U of M Research Helping Military Families After Deployment

September 26, 2017 08:42 PM

Research at the University of Minnesota is helping military family after deployments.

Researchers have dubbed the program After Deployment Adaptive Parenting Tools, or ADAPT.


Since 2010, more than 300 Minnesota National Guard and Reserve Unit families have been involved in the study. The research has shown to improve parenting confidence and skills, reduce PTSD symptoms and suicide. The research has also boosted children's behavior and resilience in school.

Developed by Dr. Abi Gewirtz, a professor in the University's Department of Family Social Science and the Institute of Child Development, the program's goal is to build resilience in highly stressed military families by training parents in core effective parenting skills, stress reduction and family communication techniques.

"Our families who serve are remarkable, resilient and they deserve the best tools we can provide" Abi Gewirtz, Ph.D., L.P. said. "Next generation of military service members are more likely to be the children of this generation of service members, so any benefit, any resources that can be used to help military families now will benefit our country in the next generation."

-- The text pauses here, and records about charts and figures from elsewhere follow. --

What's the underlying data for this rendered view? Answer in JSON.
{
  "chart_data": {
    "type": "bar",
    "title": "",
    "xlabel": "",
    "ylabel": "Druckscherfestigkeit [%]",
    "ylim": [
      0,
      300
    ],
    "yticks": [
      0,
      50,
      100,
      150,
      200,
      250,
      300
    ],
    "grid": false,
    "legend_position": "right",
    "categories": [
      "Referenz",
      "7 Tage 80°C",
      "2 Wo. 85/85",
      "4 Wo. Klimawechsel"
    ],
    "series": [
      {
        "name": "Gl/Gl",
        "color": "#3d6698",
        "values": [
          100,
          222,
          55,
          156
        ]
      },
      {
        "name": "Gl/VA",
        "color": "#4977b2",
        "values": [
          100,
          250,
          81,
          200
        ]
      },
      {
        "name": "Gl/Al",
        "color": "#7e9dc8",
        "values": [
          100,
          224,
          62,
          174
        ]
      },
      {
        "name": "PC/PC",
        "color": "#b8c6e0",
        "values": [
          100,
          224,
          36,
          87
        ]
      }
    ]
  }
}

Doug and Amy Watson of Carver are taking part in the study. Doug Wason, a father of four has served in the Minnesota National Guard for nearly 20 years.  

"It definitely has made a happier home," Doug Watson said ."I've learned more than I thought I would."

"It's helped us out a lot," Amy Watson said. "It's helped us that we're communicating effectively, we're understanding the kids emotions."

The Department of Defense gave the University of Minnesota grants to help fund additional studies.

The University of Minnesota is looking for military families with school aged children to take part.